If alarms weren’t going off already for the Pittsburgh Penguins regarding their chances at earning a spot in the 2023 Stanley Cup Playoffs, they are now. After Monday night’s 4-2 loss at home to the New York Islanders, the team with the league’s longest current playoff streak at 16 years dropped below the playoff line. And with their 7-2 drubbing at the hands of the Edmonton Oilers and the Detroit Red Wings’ victory over the New York Rangers last night, the Penguins find themselves in tenth place in the East, trailing the Islanders, the Red Wings, and the Florida Panthers. At this point, with the streak at risk, it may be worth asking whether the streak still matters.
The Case for Going for It
First, these are professional athletes, some of the best hockey players in the world, and no one becomes as decorated as Sidney Crosby without a fierce competitive drive. And if NHL players don’t tank in order to win the draft lottery, as Commissioner Gary Bettman recently quipped, they certainly aren’t going to miss out on the chance to win a Stanley Cup. They’re going to make every effort not only to make the playoffs and keep the streak alive but to win the Cup once they’re there. This is, after all, one of only two franchises with three Stanley Cups in the salary cap era.

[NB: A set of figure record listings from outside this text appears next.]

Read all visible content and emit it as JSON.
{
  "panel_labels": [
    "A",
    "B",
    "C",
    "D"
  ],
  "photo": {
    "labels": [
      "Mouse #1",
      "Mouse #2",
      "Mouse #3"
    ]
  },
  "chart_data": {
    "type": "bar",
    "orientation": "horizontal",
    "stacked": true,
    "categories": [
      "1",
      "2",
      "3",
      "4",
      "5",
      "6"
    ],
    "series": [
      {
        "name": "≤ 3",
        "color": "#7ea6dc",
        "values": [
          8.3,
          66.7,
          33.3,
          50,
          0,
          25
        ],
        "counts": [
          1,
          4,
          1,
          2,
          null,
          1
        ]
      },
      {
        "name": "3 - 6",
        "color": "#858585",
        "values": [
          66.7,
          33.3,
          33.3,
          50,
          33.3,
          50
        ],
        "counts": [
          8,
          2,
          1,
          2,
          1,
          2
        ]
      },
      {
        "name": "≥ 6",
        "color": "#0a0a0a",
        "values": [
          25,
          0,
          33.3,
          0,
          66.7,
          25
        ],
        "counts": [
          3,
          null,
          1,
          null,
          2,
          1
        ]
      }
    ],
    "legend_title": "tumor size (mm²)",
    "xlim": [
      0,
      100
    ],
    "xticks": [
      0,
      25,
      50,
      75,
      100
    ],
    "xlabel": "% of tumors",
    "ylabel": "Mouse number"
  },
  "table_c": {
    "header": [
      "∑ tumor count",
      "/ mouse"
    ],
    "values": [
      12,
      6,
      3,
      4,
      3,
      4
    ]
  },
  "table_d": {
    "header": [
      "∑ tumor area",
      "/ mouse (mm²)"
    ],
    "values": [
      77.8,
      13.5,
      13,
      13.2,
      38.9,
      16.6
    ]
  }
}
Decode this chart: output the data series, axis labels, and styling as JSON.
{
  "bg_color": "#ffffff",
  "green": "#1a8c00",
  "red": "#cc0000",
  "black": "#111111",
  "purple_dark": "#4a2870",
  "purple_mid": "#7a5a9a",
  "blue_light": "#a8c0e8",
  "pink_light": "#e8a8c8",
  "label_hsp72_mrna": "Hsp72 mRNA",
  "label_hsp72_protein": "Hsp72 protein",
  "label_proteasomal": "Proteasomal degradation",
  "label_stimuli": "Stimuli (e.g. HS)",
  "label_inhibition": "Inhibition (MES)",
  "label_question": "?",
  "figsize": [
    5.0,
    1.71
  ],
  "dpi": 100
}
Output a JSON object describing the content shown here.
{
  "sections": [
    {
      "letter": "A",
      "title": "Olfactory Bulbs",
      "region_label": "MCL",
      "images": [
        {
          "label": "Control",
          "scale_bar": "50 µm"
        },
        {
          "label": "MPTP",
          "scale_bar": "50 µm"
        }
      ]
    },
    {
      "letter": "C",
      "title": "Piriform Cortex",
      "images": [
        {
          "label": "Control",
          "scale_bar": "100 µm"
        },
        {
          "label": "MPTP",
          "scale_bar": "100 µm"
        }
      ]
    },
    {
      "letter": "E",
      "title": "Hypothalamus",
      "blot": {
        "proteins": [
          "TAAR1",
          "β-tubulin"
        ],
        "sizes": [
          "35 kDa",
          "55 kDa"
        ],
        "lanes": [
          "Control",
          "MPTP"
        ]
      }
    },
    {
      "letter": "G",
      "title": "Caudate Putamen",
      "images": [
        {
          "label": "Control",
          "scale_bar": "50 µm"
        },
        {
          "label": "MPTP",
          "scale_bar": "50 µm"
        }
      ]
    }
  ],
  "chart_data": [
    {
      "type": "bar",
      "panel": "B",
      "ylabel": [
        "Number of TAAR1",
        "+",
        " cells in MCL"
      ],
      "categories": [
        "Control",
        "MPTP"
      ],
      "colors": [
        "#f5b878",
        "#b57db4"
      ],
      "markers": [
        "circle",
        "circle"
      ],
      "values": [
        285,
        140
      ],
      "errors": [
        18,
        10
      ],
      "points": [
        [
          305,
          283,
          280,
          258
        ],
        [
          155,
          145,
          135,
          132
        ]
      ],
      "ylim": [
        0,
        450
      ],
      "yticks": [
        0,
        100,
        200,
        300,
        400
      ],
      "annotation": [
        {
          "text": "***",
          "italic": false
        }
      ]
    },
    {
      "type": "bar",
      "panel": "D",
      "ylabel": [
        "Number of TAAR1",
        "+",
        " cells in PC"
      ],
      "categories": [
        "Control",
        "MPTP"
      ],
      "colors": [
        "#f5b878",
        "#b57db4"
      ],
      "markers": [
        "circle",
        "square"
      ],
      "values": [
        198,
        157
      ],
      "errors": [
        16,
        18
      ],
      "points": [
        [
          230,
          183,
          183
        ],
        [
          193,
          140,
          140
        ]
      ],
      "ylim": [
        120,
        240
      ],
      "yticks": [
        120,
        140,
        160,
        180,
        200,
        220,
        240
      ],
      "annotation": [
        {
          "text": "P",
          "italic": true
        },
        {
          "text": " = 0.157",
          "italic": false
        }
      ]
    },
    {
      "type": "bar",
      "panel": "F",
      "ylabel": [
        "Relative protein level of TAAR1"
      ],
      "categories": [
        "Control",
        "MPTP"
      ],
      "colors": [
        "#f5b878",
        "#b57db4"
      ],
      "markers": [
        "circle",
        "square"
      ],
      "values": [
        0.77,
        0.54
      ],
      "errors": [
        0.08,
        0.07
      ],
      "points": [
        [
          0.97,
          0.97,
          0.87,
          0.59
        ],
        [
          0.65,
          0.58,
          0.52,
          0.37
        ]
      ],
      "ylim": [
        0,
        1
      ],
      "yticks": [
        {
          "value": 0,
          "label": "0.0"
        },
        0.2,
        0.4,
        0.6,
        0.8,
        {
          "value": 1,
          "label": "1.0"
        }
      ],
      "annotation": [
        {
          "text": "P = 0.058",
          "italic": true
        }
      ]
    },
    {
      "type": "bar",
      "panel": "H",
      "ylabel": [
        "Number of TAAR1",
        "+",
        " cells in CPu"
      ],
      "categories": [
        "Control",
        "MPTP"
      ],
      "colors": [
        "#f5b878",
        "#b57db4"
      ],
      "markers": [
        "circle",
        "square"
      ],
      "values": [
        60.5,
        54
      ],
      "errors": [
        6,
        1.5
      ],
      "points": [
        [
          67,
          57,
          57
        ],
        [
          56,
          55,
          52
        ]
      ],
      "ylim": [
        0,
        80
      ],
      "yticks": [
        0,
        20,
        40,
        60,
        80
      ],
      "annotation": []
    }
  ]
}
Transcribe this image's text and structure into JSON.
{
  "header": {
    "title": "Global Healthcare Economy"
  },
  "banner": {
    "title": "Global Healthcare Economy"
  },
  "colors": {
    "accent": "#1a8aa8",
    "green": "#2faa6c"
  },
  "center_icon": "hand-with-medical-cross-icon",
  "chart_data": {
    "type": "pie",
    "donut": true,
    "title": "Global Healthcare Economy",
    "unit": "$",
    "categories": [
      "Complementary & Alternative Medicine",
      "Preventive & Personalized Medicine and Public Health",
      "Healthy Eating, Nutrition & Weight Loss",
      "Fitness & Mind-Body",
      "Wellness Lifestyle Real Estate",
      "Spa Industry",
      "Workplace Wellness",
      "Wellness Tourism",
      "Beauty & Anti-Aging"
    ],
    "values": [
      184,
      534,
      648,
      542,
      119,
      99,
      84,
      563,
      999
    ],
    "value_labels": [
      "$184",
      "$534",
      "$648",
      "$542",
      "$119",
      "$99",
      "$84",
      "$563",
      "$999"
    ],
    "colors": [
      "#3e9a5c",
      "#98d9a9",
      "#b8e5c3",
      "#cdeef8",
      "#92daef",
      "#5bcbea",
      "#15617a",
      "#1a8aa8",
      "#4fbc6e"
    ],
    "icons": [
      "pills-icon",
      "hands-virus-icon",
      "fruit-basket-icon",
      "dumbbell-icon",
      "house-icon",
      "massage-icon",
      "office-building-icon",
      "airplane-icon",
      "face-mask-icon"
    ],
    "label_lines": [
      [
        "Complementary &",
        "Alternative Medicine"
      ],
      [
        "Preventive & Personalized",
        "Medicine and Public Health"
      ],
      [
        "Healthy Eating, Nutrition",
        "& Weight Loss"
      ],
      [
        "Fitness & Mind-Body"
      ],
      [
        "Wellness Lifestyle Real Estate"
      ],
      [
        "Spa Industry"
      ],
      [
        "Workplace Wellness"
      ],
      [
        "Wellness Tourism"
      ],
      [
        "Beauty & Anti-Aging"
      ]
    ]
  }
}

There is a great deal of pride in playing for the Penguins and a strong sense of sentimentality playing for a team that has made the playoffs every season since 2007. This is the team of Jaromir Jagr and Ron Francis, a team saved from oblivion by Mario Lemieux on more than one occasion. And playing on a team that has managed to keep its core together and consistently fight its way into the playoffs year after year with a cap looming overhead is impressive, an accomplishment that has earned bragging rights. And it only makes sense for them to push for the playoffs since general manager Ron Hextall re-signed Kris Letang and Evgeni Malkin last summer to keep them with Crosby for at least one more run.
It May Be Time to Let It Go
But at what cost to keep the streak alive? The last team to have a playoff streak as long as the Penguins was the Detroit Red Wings, whose own streak famously reached 25 seasons. There are parallels between the two franchises and one-time rivals. The Wings, like the Penguins, were also cellar-dwellers who, after several years, put together a core that won multiple Stanley Cups and restored pride in the franchise.
Related: 3 Potential Trade Destinations for Penguins’ Tristan Jarry
Latest News & Highlights
However, their streak began long before the salary cap, though they managed to maneuver it and keep the streak alive for 11 years once it was in place. But they did it differently from Pittsburgh, gambling year after year by trading away first-round pick after first-round pick while signing many aging and high-priced free agents.
GM Ken Holland’s strategy worked, until it didn’t. Eventually, after Cups were won, age, injuries, and retirements became more abundant than goals scored and games won, and without any first-round picks to replenish their talent pool or without the ability to generate interest from other free agents, the Red Wings sank to the bottom of the league. Though they are making a push for the playoffs this year, it would be their first appearance in seven seasons. The last thing Hextall should want is to gamble away the Penguins’ future to keep the streak going the way Holland did.
The next challenge for the Penguins is actually winning a playoff round. At this point, in spite of the streak, the team has not won in the playoffs since they defeated the Philadelphia Flyers four games to two in the opening round of the 2018 playoffs, a year after the core won their second-straight and third Cup overall since 2009. They then lost in the second round to rivals and that season’s eventual champs, Alex Ovechkin’s Washington Capitals.
Since then, they have lost to both New York teams in the first round, once to the Rangers and twice to the Islanders, including getting swept in four games in their 2019 matchup. Their other early playoff ouster was during the qualifying round of the COVID-19-shortened 2019-20 season, three games to one at the hands of the Montreal Canadiens. For all their firepower, the Penguins were stymied by Carey Price’s sterling .947 SV% and 1.67 GAA. Clearly, the problems they’ve had putting the puck in the net have been an ongoing issue.
Even if they were to claw their way back into, presumably, the last wild card spot, they would draw the Boston Bruins in the first round. So far, that’s been a bad matchup for the Penguins, as the Bruins have taken both tilts, one in regulation and the other in overtime. But supposing they survived the first round, they also match up poorly against teams like the Carolina Hurricanes and the much-improved New Jersey Devils. One way or the other, a playoff appearance could get ugly for the Penguins.
Ultimately, all teams, no matter how great, eventually falter. It happened to the Red Wings and, more recently, the Chicago Blackhawks. It even happened to the Great One, a year after the Los Angeles Kings reached the Final. Ovechkin and Lemieux missed playoff series before eventually lifting a Cup, and even Mark Messier took a year off from the playoffs before returning to glory. Though there is no guarantee the Penguins will follow a similar trend, especially with their aging roster, missing this year’s playoffs would allow them to regroup, draft in a better first-round position, and maybe get out of salary cap hell. And though he has built his legacy on many golden moments, seeing his team’s playoff streak come to an end would hardly tarnish the greatness of Sidney Crosby.